Air exposure increases the chances that your tea will absorb moisture and odors. Avoid leaving tea out, sealing it with excess air in the packaging or storing it in porous packaging materials, like paper bags.
How to Store Tea Properly
Avoiding the five 'tea killers' above means you'll have to consider the location, packaging material and packaging mechanism you're using to store your tea. Here are the best practices for each:
- Store far away from anything with a strong odor.
- Store in a dark cabinet or completely opaque container.
- Keep delicate teas separate from strongly scented teas.

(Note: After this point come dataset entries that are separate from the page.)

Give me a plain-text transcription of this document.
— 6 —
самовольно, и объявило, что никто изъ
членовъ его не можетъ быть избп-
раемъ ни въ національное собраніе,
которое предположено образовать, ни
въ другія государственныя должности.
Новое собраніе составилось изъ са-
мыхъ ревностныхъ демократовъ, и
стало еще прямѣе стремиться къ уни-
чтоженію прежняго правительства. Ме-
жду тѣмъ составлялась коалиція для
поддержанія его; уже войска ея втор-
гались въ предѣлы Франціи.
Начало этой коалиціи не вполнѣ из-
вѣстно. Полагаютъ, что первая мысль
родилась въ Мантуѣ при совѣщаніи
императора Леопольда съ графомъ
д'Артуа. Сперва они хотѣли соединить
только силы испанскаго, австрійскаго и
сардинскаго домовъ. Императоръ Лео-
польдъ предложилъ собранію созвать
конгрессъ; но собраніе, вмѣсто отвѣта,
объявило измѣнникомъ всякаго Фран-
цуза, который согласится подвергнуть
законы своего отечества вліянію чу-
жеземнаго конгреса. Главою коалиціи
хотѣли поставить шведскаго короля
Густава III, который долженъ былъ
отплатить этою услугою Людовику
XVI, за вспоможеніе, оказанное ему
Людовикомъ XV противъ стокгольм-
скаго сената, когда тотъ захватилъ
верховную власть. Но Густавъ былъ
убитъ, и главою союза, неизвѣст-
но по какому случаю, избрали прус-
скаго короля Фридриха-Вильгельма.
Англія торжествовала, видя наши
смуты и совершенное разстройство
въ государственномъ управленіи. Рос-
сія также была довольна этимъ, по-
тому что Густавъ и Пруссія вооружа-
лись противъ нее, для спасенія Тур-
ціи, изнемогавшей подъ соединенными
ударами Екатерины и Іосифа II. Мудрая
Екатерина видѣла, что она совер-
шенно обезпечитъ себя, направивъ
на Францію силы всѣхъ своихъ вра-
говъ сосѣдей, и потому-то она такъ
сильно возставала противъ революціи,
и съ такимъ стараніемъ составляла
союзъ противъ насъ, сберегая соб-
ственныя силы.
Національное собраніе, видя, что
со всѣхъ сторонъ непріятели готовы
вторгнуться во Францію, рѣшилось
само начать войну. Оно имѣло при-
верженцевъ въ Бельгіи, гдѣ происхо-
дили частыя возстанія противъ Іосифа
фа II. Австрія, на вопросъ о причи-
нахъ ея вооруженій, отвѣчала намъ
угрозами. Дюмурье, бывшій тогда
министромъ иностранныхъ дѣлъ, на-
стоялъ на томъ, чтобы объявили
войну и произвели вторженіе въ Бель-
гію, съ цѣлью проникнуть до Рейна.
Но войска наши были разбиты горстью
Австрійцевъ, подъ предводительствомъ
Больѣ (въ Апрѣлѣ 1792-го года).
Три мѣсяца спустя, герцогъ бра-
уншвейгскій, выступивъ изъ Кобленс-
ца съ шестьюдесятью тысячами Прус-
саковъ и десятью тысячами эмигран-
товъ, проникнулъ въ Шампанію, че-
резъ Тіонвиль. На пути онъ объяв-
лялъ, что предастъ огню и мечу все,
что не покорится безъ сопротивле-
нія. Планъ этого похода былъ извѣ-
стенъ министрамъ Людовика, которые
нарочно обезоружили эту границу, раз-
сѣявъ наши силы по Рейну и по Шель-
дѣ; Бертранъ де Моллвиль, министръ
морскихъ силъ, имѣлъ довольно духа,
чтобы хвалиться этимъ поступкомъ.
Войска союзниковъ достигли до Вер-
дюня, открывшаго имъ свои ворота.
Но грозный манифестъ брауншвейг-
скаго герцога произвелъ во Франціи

- Avoid storing tea in humid areas of your kitchen and house.
Tea Storage Materials
- Use opaque packaging if possible.
- Be sure your packaging is food safe. (For example, don't use a pencil case to hold tea.)
- Glazed ceramics, non-reactive metals and opaque, non-leaching plastics all make great packaging materials.
- Wood packaging may be a workable option, but be aware that many wood containers have odors that can influence the tea's taste.
- The bags that suppliers sell tea in vary widely in terms of quality. For long-term storage, make sure your bags are multi-ply with an inner layer of foil or glassine (a substance similar to wax paper). This avoids contamination by water, air or grease.
Tea Storage Mechanisms
A tight seal is key. If the mechanism can hold water, it can protect tea. Good options include:
- Double lids (these are common with metal tea canisters)
- Odor-free silicone seals (also common with metal canisters)
- Multi-ply bags with resealable plastic 'zippers'
- If your vendor doesn't use adequate packaging for your tea, resist the urge to continue storing it poorly. Invest in quality packaging and your tea will thank you.
- Buy fresh tea in small quantities. If you live in an area where good tea is hard to find, ask your favorite vendors if they offer shipping.
- Only open what you can drink in the next few months. Unless they are well-stored aged pu-erhs or aged oolongs, don't hold onto teas for years. Instead, drink them when they are at their freshest and best.